In our study, the effect of smoking cessation on bone tissue turnover was studied through the provisional smoke (PS) group, in which the mice had a 3-month break in cigarette smoke exposure. Although, we did not observe bone structural improvements related to a 3-month exposure pause, we have already detected an important increase in COL1A1 gene expression, suggesting initial events in order to increase type I collagen deposition. Most likely, a longer follow-up PS group would identify a structural improvement.

In the humans, after smoking cessation, there is a rapid decline in nicotine and CO levels; in 1 week, the majority of nicotine metabolites are eliminated, and in 2 months, viscosity and blood flow improve in the limbs [Citation38,Citation53], however the improvement in the bone mineral density in postmenopausal women was observed only 1 year after smoking cessation [Citation54].

In our study, we did not observe pulmonary or bone structural improvements related to a 3-month exposure pause, but we did detect an important increase in COL1A1 gene expression in the PS group related to cessation of exposure. Most likely, a longer follow-up in this group would identify a structural improvement that was preceded by the change in gene expression, which we could detect earlier.

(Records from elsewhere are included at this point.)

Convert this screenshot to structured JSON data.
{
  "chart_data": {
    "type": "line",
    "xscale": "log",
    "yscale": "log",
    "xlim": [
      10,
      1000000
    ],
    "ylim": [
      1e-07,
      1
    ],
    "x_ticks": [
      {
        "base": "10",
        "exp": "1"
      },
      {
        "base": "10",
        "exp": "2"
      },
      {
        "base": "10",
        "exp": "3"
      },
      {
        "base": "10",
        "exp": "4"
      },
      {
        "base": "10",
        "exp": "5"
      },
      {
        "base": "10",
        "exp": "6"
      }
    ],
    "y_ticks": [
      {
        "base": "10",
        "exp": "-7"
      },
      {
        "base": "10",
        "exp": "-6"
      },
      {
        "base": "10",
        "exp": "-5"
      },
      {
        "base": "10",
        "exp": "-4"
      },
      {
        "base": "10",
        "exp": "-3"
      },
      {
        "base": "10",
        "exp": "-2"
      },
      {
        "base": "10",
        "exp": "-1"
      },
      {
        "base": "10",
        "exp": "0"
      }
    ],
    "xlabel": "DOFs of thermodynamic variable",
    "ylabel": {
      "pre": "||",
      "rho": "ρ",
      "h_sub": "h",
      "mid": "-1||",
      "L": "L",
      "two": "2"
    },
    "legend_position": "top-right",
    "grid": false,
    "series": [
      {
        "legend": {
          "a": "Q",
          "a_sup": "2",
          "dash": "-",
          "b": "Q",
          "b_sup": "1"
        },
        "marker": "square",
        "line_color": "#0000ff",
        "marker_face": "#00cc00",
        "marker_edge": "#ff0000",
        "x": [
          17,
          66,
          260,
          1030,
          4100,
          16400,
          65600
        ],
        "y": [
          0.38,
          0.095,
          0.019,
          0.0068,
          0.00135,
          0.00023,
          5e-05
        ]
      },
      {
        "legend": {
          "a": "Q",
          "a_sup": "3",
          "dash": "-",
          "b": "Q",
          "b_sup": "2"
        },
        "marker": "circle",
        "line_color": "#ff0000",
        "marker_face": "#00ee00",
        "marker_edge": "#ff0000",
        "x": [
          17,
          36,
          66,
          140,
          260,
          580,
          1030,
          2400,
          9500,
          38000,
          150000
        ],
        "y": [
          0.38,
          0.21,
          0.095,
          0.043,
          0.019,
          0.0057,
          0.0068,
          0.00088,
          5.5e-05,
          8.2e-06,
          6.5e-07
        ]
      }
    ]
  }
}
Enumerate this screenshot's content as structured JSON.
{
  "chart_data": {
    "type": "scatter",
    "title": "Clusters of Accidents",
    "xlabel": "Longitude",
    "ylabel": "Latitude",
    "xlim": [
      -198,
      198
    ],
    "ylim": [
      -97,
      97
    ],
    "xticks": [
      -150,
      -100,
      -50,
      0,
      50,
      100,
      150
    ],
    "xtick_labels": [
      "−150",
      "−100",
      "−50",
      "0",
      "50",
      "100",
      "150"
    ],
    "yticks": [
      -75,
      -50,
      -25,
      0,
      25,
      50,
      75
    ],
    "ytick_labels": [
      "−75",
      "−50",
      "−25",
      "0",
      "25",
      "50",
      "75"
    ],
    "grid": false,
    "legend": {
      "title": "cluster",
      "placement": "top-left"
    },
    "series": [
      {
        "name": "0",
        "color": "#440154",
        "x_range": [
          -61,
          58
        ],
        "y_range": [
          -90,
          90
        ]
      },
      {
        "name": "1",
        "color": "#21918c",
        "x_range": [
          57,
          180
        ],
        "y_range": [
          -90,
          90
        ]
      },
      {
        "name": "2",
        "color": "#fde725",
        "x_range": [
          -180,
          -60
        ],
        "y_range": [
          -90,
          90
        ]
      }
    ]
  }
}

To our knowledge, no previous study has focused on the long-term temporal effects of cigarette smoke on structural changes of the bone matrix. This study will contribute to a better understanding of the extrapulmonary manifestations of COPD as well as to improve the clinical management in bone diseases that are worsened by smoking habit.

Conclusion

We showed that a worsening in bone collagen matrix is part of the initial physiopathological events during COPD development and the smoking cessation induced an evident recovery of COL1A1 expression, possibly to attempt at tissue repair.

Disclosure statement

The authors report no conflicts of interest.